Do you remember the interview with Michael Behe? It seems that Sutherland can be remarkably stupid at times; either that or he can’t be arsed to do his research properly.
Yes I do. I thought of it – didn’t link to it because it’s on a different subject.
It’s odd about his occasional credulity or whatever it is – because he’s not a bit stupid most of the time. Maybe he’s bad at interviewing? Or has blind spots on these particular subjects?
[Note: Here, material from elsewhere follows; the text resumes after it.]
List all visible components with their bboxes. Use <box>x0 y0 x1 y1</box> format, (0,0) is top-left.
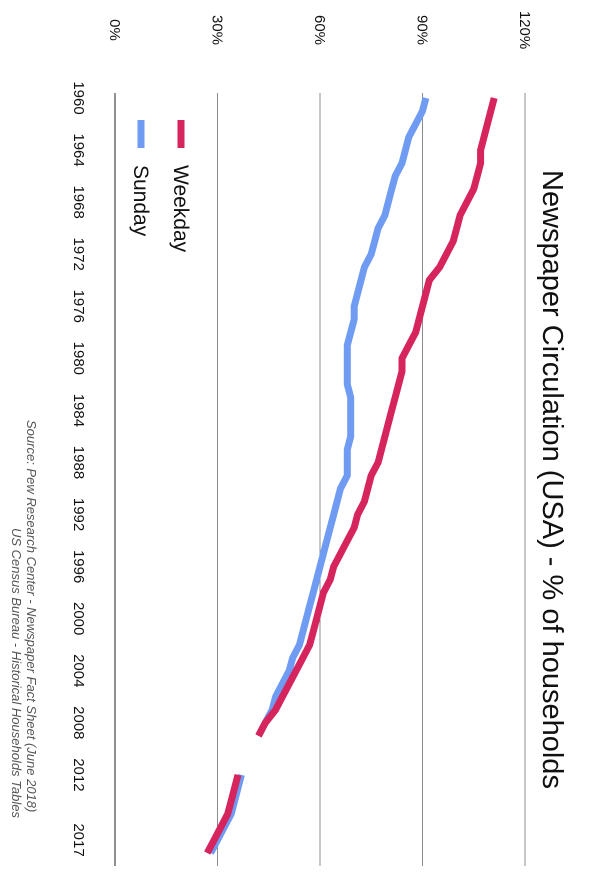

I don’t react nearly as charitably as you do to Sutherland, OB. I’m no longer a regular reader of the Guardian, and I’m not familiar with him. It seemed to me he was making typically pseudoleft criticisms in their typically unthinking way. E.g. But are the Islamic nations as culturally monolithic as Chesler suggests? when he hasn’t shown Chesler to be making such a suggestion. And yet he doesn’t follow up when she gives an answer about Iraq that doesn’t respond to the question of women’s rights in Iraq.
That makes me think he is going through the motions and perhaps not too enthusiastic one way or the other. Similarly, he accuses her of inconsistency with nothing, at least in the text as published to substantiate it:
All in all, though, he seems to let her speak and let her make her points.
I recall a few years ago J Sutherland wrote one of his many pieces for the Guardian, this one on how to earn decent money as an academic. It was, I suppose, meant to be a little tongue-in-cheek, but it suggested a willingness to resort to hack-work which interviews like this, and some of his other recent productions, have confirmed. He seems to be the kind of professional commentator — and what, after all is his area of expertise? Eng. Lit., that fount of moral and political wisdom — whose fame resides in his willingness to produce work quickly for commercial publication. Nice for him, but to what consideration does it entitle him?
I must stand up, however meekly, and defend Sutherland qua Victorianist–he wrote one of the sacred texts of Victorian studies and has been hugely influential in the area of publishing history.
That being said, the stuff he does for the Guardian is, well, not as good as one might desire.
Thank you, Miriam – I kind of wanted someone to defend Sutherland who could do it with knowledge I don’t have.
I have to admit to a possibly debased taste for his two little Oxford Classics books on nagging questions in English novels.
But yeh, he does seem to go into over-relaxed mode for the Guardian. (Is it part of the job specification there, one wonders?)